Adelaide looked back and forth between us. “This were-creature is dangerous?”


“No. He’s a high-level ambassadorial type with the Party of African Weres and the IAW,” I said. I narrowed my eyes at Brandon. “He’s sixty miles away and working a monthlong drunk. If you have a problem with not knowing, take it up with Leo. He’s the boss. It was need-to-know. You didn’t need to know, before. Now you do. Get over it.”


I ate several fries while they all took that in, and I nearly moaned with the flavor. The fries were smothered with chili, cheese, jalapeños, red beans, sour cream, and ketchup, like nachos but with potatoes. To die for. Wrassler, the easiest-going guy I knew, had no problem with need-to-know intel, and was making inroads on his basket of fries. Derek was thinking and nibbling on the basket sitting in front of the blood-servants. Who hadn’t touched the greasy bit-a-heaven.


“Lastly, and maybe most important, I was attacked by a blood-servant that none of you claim to recognize.” Adelaide’s back went stiff at the implied insult. You’d a thought I whapped her nose with a newspaper. “And if he wasn’t one of yours, then we have an unknown vamp interested in the parley proceedings.” Which would complicate everything, though complications were nothing new when dealing with vamps.

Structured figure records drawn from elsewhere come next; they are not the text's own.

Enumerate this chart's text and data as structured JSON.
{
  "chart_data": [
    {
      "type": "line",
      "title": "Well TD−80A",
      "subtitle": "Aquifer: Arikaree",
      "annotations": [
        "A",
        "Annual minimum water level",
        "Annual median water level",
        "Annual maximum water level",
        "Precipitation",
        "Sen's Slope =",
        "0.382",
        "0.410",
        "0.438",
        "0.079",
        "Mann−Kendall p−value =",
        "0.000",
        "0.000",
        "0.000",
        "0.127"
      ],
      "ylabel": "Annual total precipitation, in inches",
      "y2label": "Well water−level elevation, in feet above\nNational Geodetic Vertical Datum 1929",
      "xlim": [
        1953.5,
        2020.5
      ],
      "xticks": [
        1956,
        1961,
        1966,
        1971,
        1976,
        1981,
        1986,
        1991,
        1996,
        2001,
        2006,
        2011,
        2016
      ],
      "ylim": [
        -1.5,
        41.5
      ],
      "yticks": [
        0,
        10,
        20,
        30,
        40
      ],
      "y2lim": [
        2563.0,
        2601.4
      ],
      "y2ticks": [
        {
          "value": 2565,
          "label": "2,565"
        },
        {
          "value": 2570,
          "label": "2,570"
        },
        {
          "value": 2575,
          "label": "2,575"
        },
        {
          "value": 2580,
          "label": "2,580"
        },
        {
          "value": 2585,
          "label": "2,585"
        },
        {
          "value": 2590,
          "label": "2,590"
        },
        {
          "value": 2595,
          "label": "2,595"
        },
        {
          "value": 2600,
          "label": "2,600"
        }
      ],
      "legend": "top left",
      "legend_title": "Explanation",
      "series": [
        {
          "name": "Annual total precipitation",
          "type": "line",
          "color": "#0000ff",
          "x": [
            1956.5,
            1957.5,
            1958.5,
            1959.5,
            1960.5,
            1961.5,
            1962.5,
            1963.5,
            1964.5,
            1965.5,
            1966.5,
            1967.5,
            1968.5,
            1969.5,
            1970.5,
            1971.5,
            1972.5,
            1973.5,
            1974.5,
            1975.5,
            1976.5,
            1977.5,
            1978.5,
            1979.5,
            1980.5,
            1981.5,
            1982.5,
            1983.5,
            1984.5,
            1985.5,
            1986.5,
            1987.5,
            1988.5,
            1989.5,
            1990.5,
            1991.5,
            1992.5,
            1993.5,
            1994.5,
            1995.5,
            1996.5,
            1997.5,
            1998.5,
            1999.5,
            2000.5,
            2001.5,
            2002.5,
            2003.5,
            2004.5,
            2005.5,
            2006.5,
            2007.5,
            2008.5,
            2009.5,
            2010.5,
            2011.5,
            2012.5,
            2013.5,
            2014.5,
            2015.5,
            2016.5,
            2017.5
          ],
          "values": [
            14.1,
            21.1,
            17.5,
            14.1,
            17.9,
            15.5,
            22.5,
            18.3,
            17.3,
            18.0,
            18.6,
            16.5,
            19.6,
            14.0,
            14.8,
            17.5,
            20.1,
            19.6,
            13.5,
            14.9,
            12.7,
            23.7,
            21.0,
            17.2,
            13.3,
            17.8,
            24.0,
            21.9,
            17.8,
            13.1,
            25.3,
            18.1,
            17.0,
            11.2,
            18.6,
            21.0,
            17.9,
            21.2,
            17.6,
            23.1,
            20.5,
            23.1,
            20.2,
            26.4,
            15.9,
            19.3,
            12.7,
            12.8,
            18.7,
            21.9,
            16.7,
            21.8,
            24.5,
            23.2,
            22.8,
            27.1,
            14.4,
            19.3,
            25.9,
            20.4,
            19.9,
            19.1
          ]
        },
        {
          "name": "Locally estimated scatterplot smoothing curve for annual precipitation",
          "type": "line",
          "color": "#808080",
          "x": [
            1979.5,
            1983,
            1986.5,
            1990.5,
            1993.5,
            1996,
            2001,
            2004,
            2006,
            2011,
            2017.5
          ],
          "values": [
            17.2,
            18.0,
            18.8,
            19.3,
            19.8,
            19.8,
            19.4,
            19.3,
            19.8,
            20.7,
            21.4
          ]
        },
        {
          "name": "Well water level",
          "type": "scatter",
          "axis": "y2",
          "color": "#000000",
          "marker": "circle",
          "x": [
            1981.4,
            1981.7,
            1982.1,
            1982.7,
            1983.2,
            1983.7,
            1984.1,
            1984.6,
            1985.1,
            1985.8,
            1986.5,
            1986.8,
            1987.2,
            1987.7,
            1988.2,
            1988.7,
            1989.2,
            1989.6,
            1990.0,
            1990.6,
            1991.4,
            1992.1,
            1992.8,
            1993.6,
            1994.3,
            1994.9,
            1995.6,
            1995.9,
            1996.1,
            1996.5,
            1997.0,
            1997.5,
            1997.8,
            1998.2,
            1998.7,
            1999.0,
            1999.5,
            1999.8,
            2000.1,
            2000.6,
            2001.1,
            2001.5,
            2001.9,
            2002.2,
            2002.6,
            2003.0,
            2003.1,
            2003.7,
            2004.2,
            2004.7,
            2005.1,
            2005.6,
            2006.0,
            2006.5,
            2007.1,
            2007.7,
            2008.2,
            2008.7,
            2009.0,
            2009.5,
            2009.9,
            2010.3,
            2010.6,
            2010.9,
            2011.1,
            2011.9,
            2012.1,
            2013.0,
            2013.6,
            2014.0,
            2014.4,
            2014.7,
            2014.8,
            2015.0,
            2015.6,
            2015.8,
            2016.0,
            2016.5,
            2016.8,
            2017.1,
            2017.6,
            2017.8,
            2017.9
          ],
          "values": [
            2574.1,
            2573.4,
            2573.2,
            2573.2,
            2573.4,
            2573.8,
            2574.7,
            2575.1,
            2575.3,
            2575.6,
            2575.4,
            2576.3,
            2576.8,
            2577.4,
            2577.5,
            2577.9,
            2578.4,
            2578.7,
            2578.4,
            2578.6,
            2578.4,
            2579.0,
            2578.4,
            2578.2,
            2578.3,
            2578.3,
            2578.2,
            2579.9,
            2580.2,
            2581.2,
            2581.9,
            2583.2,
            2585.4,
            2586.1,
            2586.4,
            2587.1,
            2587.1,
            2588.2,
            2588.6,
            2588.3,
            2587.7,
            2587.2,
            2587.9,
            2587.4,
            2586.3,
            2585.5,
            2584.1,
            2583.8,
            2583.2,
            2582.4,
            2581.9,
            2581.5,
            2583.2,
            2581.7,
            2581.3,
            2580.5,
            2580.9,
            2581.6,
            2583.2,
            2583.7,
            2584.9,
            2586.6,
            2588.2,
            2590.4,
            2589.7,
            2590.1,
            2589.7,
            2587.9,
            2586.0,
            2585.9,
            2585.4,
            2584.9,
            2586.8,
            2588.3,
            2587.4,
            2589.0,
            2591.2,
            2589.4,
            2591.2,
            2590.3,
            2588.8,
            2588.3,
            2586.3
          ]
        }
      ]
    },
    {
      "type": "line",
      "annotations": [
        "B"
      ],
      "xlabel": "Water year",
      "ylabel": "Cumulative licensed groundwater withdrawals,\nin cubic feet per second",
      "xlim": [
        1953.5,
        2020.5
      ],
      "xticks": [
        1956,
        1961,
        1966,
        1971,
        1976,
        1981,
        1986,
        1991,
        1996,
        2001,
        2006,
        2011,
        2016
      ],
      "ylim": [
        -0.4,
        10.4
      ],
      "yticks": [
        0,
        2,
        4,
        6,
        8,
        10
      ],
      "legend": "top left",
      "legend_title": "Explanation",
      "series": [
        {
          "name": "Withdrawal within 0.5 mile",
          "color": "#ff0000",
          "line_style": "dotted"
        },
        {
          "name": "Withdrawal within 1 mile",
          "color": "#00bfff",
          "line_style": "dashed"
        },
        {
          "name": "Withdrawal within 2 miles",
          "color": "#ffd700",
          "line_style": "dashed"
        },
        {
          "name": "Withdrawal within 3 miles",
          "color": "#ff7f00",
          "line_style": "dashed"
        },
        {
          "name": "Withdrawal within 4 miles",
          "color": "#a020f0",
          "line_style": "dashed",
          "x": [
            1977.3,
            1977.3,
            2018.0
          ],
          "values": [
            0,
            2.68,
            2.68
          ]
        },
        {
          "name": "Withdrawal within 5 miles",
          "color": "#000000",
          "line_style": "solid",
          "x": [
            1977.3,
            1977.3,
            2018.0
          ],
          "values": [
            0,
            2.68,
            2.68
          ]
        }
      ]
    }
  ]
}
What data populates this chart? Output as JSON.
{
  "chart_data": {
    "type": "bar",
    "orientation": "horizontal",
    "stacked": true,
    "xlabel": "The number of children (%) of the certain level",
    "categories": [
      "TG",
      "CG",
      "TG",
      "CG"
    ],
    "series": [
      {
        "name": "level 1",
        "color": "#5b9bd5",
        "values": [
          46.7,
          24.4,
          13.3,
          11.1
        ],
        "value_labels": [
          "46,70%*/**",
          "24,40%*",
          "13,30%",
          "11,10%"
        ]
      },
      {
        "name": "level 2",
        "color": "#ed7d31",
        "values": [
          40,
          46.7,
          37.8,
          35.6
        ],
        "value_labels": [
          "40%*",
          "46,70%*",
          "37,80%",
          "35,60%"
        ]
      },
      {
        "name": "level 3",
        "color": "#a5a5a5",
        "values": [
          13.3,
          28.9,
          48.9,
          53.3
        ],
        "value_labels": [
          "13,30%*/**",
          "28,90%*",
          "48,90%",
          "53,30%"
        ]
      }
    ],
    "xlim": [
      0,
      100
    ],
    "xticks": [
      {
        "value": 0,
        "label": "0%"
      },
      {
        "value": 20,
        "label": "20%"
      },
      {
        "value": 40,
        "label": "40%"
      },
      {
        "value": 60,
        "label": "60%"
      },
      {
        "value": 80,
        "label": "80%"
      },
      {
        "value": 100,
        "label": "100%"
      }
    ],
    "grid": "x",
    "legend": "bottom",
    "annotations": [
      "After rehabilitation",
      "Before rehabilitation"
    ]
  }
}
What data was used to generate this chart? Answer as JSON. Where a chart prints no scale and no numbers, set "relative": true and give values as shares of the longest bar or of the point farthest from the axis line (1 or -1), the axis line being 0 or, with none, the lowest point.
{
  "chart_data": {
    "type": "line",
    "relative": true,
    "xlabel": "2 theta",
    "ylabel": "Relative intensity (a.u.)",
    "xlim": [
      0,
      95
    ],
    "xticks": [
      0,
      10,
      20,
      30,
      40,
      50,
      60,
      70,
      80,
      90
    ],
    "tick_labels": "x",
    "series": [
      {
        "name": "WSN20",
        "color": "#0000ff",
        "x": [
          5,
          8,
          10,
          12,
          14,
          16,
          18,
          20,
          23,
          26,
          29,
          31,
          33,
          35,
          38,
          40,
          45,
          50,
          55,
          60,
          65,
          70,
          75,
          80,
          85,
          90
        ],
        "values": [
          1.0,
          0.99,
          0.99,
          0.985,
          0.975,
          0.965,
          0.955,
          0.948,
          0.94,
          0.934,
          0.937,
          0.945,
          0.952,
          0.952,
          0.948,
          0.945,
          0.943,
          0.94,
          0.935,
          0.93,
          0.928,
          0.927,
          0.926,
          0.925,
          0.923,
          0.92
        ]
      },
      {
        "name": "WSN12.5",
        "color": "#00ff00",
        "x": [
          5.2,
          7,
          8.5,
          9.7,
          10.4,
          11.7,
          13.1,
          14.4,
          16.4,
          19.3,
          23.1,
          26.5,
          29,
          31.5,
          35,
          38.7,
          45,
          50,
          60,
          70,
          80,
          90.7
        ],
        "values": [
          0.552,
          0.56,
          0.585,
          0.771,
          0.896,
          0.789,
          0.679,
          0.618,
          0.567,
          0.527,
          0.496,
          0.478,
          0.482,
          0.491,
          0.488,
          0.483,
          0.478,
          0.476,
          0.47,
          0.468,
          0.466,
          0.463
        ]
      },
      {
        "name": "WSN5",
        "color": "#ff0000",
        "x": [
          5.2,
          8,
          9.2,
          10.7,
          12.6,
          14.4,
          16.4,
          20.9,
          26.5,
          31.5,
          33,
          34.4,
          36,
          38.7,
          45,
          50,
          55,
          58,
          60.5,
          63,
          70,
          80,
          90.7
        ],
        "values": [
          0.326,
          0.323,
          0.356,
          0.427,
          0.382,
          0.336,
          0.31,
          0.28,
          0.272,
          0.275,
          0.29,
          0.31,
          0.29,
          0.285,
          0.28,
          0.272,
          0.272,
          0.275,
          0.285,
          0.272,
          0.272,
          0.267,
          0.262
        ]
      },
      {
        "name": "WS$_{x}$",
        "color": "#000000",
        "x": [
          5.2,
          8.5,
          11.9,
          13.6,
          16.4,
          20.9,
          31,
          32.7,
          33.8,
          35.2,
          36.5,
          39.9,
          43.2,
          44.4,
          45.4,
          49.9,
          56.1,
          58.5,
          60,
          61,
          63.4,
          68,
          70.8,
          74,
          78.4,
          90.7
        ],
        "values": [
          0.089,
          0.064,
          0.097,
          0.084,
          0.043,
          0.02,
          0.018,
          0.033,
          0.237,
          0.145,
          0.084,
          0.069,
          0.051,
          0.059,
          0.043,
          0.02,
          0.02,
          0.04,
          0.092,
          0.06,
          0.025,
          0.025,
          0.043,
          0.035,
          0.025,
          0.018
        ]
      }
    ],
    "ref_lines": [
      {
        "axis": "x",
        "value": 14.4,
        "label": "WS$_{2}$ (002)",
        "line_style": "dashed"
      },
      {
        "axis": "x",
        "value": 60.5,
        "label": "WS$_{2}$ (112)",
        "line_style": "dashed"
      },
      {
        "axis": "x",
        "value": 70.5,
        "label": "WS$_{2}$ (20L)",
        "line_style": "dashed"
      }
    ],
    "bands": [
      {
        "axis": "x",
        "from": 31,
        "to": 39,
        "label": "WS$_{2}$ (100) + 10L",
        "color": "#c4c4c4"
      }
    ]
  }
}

When Brandon and Adelaide had had time to digest the semi-insult and info, I drank down the Coke and said, “The problems are”—I raised a balled fist, extending a finger—“the werewolves are trying to make the vamps look guilty for the attacks”—I raised another finger—“while simultaneously trying to create mates and rebuild their pack.” I raised a third. “The grindy is chasing them to punish them for attacking humans”—a fourth went up—“and the were-cat is drunk as two skunks in mourning for his dead mate.” My thumb went up, fingers splayed. “Leo and the IAW want me to hunt down and kill the wolves.” I raised the index finger of my other hand. “And that means working at night.” I dropped my hands. “All that, on top of a high-level parley Leo has resisted for decades, humans protesting, media attention, and interest by an unknown vamp. I need to know one thing—can y’all handle security without me for a bit?”